For you Londoners who have deeply embedded memories of the clicks and twists of a Routemaster Bus Conductor turning the knobs and handles of their Gibson ticket machines - this first posting of 2014 is especially for you! Of course everyone is invited to the party - and enjoy viewing some of the very same thin paper tickets that were handed to me some 40 years ago...
Below is a 3 Pence ticket. The vogue back then was a Blackjack/Pontoon-like competition, where we'd compare tickets with other school pals and passengers. Here's a 21 winning ticket scored on a 260 Bus:
|
ORD Class - must have been my Mum's ticket |
Back in the mid-70s, the cost of a spiraling inflation hit the schoolkids pockets, and my 3p ticket soon became 4p, and then 5p. A score of 21 was not the only winning bus ticket. Others were cool-looking sequences of numbers - like four of the same:
|
C Class stood for Child Single fare |
|
Four 2's on a 26 Bus |
|
All the eights |
I must have been over-child's age when I got this ticket which was produced by an alpha-coded Gibson machine. Fare charts were displayed in buses as the machine printed a letter rather than a number in the FARE PAID section. Rising ticket prices meant that instead of a combination of multiple tickets being issued to cover a single fare, or price bands needing constant changing, just a single letter would do the trick.
|
A chart dated February 1980. Fares went from A to P
Amazing to think that nowadays kids go free on London Buses, and that just one flat fare covers any length of journey. Back then, you were kicked off the bus if the conductor had spotted that you'd extended your journey without paying the correct fare!
|
It is very informative post, thanks for sharing.......

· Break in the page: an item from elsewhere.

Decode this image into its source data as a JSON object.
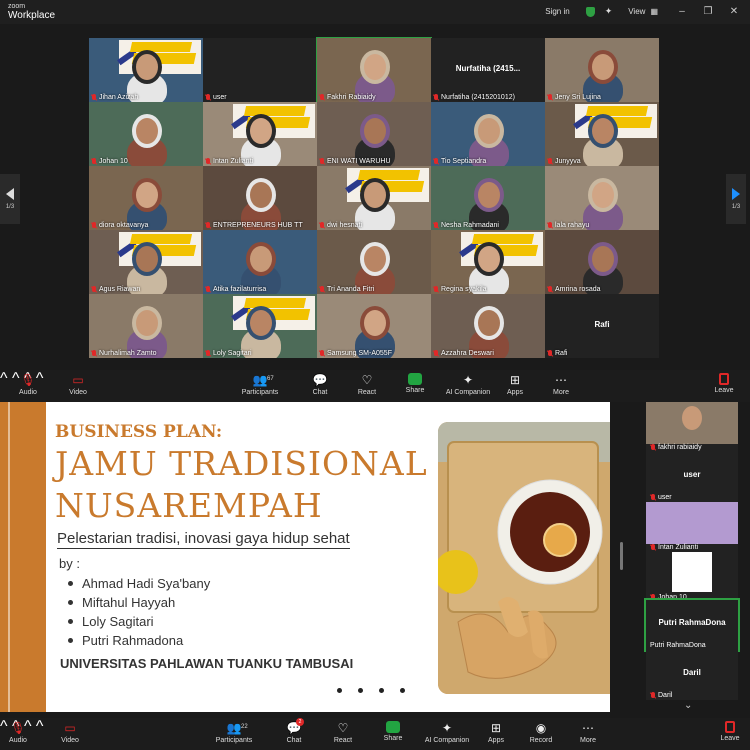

ReplyDeleteCoach Rental and Bus Charter Services Grow in Popularity as More People Value Travel: http://www.europa-coaches-munich.com/
Bus Charter Services Munich
Now i could be misremembering this. As a kid I member some sort of pre paid card. Was it for London buses? I'm not sure. It was a long narrow card, orange and white, with square tabs that were punched out. You'd shove the card into an automatic machine, a tab would be removed and get a ticket. Anybody remember these from the late 70s / early 80s?
ReplyDeleteIn the 1970's I remember a weekly London bus ticket (Edmonton area) that covered 2 people at weekends. Can this be confirmed?